RED SOX 4, BLUE JAYS 2
Jays can't beat ace
With Martinez on top of game, Sox cruise
If Jason Varitek has said it once, he's said it, well, almost as often as anyone will listen: Don't even think about writing off Pedro Martinez. From the first time Martinez struggled in spring training to his subpar outing last week against the Orioles, Varitek has insisted it would be folly to forsake the Red Sox ace.
Take it from the catcher, whose moral support, game-calling prowess, and sizzling bat played no small role last night in helping put Martinez back on the road to glory.
"I believe in the man," Varitek said. "We're still in April, and I believe the man is going to be just fine."
Even if Martinez has yet to complete his journey back to the pinnacle of his profession, he proved himself better last night than the American League's reigning Cy Young Award winner, Roy Halladay, as he harnessed the Blue Jays over seven innings to lead the Sox to a 4-2 victory before 26,010 at SkyDome.
"He was outstanding," manager Terry Francona said, "and when you face a guy like Halladay, you have to be."
By reclaiming the command he has made one of his trademarks, Martinez improved to 2-1 and lowered his ERA to 3.86 from 4.82 by surrendering two runs (one earned) on five hits and a pair of walks in his last start before he faces the Yankees Sunday in the Bronx. He held the Jays scoreless until the seventh, when his control began to falter even though he continued to periodically hit 92 (his season high) on the radar gun.

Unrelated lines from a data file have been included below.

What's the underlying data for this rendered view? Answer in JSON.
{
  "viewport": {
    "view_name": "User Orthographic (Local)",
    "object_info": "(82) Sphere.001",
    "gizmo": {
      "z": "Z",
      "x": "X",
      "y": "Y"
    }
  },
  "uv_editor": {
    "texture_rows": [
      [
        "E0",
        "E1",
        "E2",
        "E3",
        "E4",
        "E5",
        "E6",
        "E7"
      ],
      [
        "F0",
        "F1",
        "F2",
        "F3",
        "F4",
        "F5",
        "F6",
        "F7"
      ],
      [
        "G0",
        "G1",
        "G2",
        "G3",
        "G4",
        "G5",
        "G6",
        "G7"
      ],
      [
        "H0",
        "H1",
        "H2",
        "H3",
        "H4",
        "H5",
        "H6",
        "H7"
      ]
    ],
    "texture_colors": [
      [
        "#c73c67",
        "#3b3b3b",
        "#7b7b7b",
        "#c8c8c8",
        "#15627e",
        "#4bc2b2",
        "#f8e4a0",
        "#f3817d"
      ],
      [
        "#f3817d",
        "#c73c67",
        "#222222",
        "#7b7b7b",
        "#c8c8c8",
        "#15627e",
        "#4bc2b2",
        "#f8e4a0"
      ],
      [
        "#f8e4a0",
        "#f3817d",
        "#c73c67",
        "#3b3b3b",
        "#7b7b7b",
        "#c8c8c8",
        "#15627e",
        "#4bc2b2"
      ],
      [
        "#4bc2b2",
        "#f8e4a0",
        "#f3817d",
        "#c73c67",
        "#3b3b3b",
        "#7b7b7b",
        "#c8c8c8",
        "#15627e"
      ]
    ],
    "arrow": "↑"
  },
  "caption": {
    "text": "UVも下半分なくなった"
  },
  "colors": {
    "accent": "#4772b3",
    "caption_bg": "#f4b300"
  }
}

"From what I know about him, he knows how to pitch a little bit," said Keith Foulke, who closed out the Jays in the ninth for his fourth save in as many tries. "It's just one of those things that if he's not the Pedro of three or four years ago with his velocity or whatever, the guy knows how to pitch, flat-out. That will carry you a long ways."
Martinez, who remains in a cone of public silence, said through team spokesman Glenn Geffner that he physically felt more comfortable than he did in his last outing, when the Orioles clipped him in a Fenway chill for seven runs on eight hits and four walks over five innings. The climate-controlled temperature in SkyDome was 68 degrees.
"I felt a lot better inside than I did last time [at Fenway]," Martinez said. "I felt looser. I didn't have a hard time warming up. I had my breaking ball back. I had my normal routine back. That was the difference."
It made sense to Manny Ramirez, who reflected on Martinez after cooling down from a ninth-inning incident in which he took exception to a pitch near his head from reliever Terry Adams. Ramirez headed for the mound, prompting the benches and bullpens to empty, though peace quickly was restored.
"Maybe the weather messed him up a little bit," Ramirez said of Martinez's last outing. "But Pedro's the man. He's the best pitcher out there. He doesn't need to throw 95 or 96 to compete. He's still going to go out there and win 16 or 17 games." Ramirez aided the cause by ripping a 92-mile-an-hour sinker from Halladay up the middle to knock in David Ortiz in the first inning. Ortiz had lined a two-out double to left.
"That was very important," Varitek said. "[Halladay] has tremendous stuff, the kind of stuff where we were lucky to get one run across, to be honest with you."
Thanks in large part to Varitek, the Sox struck again, helping to seal their fourth win in five games. Varitek, who is in the midst of a .526 tear (10 for 19), reached base four times, doubling twice, scoring once, and knocking in a run. He also singled and drew an intentional walk as he improved his on-base percentage to .490.
"I'm just being aggressive when I need to be aggressive and seeing the ball better," he said. "I saw a lot of pitches early and it's helping me right now."
Halladay himself helped the Sox after Varitek and Gabe Kapler singled in the fourth inning and moved into scoring position, with Kapler scooting to second on a throw to third. With two out, Halladay worked the count to 3-and-2 against the light-hitting Pokey Reese but then balked, allowing Varitek to score and make it 2-0.
With the Jays stymied by Martinez, the Sox extended the lead in the fifth inning after Bill Mueller and Ortiz singled. Kevin Millar did the honors, ripping a two-out double down the line to knock in Mueller and stake Martinez to a 3-0 edge. The Sox picked up their final run, charged to reliever Valerio De Los Santos, in the seventh on doubles by Mueller and Varitek. Ah, Varitek.
"I heard so many good things about him before I got here," Francona said. "But, if anything, he's exceeded my expectations. That's kind of what you want. He shows up to win."
As does Martinez, who threw 104 pitches. Martinez gave way to Scott Williamson, who silenced the Jays in the eighth before Foulke finished it off in the ninth. The way Foulke put it, he may have felt a little like Martinez.
"I'm basically going out and doing my job," Foulke said. "I'm not 100 percent right now as far as my pitching style, but the bottom line is, I'm getting outs and that's all that matters."